Alors que la France connaît un épisode caniculaire intense, les autorités locales multiplient les adaptations pour protéger les travailleurs. Dans les Landes, le préfet a ainsi annoncé que les chantiers de bâtiment et de travaux publics ont été autorisés à entamer leur journée dès six heures du matin. « On a donné la possibilité de commencer les chantiers dès 6h », a-t-il déclaré, confirmant une mesure similaire prise dans les Deux-Sèvres, où le préfet avait également évoqué cette dérogation.

Cette décision s’inscrit dans une série de dispositifs d’urgence déployés dans plusieurs départements placés en vigilance rouge. L’objectif est d’éviter que les ouvriers ne travaillent aux heures les plus chaudes, alors que les températures extérieures oscillent entre 35 et 40 degrés Celsius. Patrick Pelloux, président de l’Association des médecins urgentistes de France, a souligné les dangers de l’habitacle des véhicules : « La température extérieure est comprise entre 35 et 40 degrés, mais dès qu’on est dans une voiture, c’est dramatique », a-t-il mis en garde, rappelant le risque de coup de chaleur pour les personnes qui restent enfermées dans un espace fermé sans ventilation.

Un drame à Carpentras

L’épisode de chaleur extrême a déjà causé des tragédies. À Carpentras, dans le Vaucluse, deux enfants sont décédés après avoir été laissés dans une voiture. Une enquête pour homicide involontaire a été ouverte, selon les informations communiquées par les autorités judiciaires. Ce drame a ravivé les appels à la vigilance de la part des professionnels de santé et des pouvoirs publics.
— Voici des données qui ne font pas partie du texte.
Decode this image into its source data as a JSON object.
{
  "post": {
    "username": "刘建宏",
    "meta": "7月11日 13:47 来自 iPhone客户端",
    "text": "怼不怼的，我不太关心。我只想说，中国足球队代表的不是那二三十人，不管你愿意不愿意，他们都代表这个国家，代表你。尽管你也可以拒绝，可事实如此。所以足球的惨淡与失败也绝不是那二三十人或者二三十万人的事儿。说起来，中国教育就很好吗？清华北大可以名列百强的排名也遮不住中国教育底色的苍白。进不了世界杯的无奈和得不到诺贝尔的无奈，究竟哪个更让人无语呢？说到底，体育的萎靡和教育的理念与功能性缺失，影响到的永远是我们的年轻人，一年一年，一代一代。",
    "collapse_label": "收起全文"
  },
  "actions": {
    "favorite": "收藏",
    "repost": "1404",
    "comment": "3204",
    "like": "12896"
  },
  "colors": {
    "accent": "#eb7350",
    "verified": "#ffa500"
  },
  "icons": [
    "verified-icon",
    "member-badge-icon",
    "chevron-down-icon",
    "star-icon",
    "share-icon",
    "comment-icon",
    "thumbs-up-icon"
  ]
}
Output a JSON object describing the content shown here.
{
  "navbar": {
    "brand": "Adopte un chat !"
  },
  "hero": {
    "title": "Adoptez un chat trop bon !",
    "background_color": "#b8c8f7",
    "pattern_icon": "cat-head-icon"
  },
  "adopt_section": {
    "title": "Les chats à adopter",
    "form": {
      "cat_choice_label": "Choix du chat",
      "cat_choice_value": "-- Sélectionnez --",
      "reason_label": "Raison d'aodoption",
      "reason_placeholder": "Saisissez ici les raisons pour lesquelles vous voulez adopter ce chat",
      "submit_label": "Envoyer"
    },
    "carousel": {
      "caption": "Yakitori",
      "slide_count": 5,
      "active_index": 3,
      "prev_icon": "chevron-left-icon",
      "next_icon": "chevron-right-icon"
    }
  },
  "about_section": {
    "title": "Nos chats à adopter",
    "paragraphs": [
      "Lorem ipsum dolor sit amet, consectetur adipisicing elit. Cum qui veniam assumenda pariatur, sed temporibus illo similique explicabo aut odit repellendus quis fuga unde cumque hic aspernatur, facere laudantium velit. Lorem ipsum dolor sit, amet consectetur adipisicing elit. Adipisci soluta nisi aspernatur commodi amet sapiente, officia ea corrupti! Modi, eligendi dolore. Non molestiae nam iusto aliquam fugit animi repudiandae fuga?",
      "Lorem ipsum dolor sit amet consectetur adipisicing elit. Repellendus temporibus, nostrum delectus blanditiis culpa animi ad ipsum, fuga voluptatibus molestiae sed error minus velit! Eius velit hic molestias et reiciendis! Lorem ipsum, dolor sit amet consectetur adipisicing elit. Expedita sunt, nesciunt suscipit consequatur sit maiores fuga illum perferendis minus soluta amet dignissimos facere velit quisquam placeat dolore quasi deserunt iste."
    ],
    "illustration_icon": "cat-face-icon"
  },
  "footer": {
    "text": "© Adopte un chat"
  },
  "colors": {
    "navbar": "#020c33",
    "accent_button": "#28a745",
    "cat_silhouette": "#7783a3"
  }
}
Dans ce contexte, Yannick Neuder, ancien ministre de la Santé, a estimé que la prévention des noyades, en hausse pendant les périodes de canicule, relevait « d’une responsabilité collective et sociétale ». Il a insisté sur la nécessité pour chacun de veiller à la sécurité des plus vulnérables, notamment des enfants et des personnes âgées.

Fermetures d’écoles et interdictions de baignade

Pour faire face aux températures caniculaires, plusieurs communes ont pris des mesures exceptionnelles. À Nantes, l’ensemble des écoles ont été fermées, une décision qui vise à protéger les élèves et le personnel enseignant des effets de la chaleur. En Seine-et-Marne, la baignade a été interdite à Chelles, probablement en raison de la qualité de l’eau ou du risque de noyade accru pendant les fortes chaleurs.

Les préfets des départements concernés continuent d’adapter les règles locales en fonction de l’évolution de la situation météorologique. La possibilité de débuter les chantiers dès 6 heures du matin pourrait être étendue à d’autres zones si l’épisode caniculaire se prolonge.